Wilson campaign manager Otto Bos said the senator could not debate on Oct. 18 because he is scheduled to hold a fund-raiser in Fresno that night with Republican Senate Leader Bob Dole.

“Why doesn’t McCarthy accept the debate as negotiated and quit playing games?” Bos asked, referring to the KCET-TV proposal. “Now at the last minute to seek a switch--obviously seeking political advantage--is utter nonsense.”

Officials at KNBC-TV said they were disappointed by the outcome and questioned why the McCarthy campaign had not notified Wilson earlier of their willingness to sponsor a debate.
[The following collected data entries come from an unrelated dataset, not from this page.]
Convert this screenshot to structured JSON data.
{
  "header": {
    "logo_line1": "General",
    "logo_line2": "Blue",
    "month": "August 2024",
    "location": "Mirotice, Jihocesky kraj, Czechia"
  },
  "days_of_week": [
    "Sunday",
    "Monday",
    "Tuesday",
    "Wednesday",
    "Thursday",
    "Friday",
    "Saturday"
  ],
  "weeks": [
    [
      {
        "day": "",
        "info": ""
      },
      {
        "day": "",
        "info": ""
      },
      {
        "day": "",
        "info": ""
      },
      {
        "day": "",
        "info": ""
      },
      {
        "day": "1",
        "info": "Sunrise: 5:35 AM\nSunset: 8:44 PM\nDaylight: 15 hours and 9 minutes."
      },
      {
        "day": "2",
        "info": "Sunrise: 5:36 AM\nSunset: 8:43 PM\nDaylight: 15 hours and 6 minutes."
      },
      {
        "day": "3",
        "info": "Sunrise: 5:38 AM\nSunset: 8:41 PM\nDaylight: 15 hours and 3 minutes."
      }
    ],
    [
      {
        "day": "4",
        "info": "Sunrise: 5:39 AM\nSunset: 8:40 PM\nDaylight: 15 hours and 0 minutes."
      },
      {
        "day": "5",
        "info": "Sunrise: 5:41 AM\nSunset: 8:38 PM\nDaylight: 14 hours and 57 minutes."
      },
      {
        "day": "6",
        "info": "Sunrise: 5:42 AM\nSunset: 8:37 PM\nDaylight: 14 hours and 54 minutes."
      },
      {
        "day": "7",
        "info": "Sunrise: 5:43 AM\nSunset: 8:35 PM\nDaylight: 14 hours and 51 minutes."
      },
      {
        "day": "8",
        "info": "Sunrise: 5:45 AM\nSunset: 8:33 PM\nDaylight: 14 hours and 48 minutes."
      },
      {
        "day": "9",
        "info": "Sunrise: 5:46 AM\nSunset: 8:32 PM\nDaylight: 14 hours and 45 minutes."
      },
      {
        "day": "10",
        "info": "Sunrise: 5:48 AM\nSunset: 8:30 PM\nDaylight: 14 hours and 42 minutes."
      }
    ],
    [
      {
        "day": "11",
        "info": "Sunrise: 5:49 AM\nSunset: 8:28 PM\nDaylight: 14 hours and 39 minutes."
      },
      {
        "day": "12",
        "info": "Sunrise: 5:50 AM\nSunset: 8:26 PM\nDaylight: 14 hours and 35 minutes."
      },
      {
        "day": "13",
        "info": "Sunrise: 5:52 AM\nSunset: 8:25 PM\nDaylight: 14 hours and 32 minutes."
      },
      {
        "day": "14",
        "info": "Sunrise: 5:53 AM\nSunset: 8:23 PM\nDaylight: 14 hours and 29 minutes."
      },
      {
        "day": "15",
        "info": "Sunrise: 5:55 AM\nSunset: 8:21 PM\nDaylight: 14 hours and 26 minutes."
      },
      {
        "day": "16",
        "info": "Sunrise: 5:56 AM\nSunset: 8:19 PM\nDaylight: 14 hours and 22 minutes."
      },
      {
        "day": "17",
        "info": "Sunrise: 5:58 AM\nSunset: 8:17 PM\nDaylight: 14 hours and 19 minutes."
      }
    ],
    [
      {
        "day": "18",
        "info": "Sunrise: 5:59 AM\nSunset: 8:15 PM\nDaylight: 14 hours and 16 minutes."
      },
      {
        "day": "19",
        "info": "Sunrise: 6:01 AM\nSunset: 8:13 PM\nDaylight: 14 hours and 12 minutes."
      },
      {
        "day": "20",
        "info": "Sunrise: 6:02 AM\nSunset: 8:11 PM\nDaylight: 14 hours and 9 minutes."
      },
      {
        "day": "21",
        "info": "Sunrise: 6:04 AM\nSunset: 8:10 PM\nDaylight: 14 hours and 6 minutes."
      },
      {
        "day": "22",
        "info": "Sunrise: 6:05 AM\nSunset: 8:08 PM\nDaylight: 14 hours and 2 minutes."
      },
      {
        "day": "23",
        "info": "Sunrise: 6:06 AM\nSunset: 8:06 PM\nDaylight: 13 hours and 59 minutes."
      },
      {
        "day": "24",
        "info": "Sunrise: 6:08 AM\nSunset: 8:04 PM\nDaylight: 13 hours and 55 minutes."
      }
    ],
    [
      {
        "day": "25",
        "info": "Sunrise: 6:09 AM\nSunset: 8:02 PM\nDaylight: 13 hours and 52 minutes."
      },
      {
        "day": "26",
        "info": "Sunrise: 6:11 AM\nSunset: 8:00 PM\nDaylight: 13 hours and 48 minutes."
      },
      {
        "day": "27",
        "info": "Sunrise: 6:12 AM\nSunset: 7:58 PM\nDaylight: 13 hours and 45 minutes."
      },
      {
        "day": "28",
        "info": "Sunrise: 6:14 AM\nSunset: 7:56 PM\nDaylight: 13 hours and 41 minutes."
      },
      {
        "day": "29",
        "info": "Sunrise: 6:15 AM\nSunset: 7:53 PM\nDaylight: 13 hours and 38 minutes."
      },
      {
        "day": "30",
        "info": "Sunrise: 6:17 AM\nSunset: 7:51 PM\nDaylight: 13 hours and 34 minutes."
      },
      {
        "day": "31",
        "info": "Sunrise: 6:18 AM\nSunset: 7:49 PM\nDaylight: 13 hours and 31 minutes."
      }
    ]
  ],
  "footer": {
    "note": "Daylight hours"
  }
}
“KNBC-TV’s purpose in offering time for a debate was to provide a public service to our viewing audience,” a station spokeswoman said. “Under the circumstances, KNBC-TV is uncertain about the motives of . . . the McCarthy campaign and has withdrawn its offer of air time for the debate.”

The likelihood that there will be no debate in the Senate campaign is bad news for McCarthy, who needs a face-to-face meeting with Wilson to draw the voters’ attention to his underdog campaign.

“We are desperately trying to get a debate that can be seen by voters throughout California,” McCarthy campaign manager Sragow said. “Leo McCarthy wants a debate very badly.”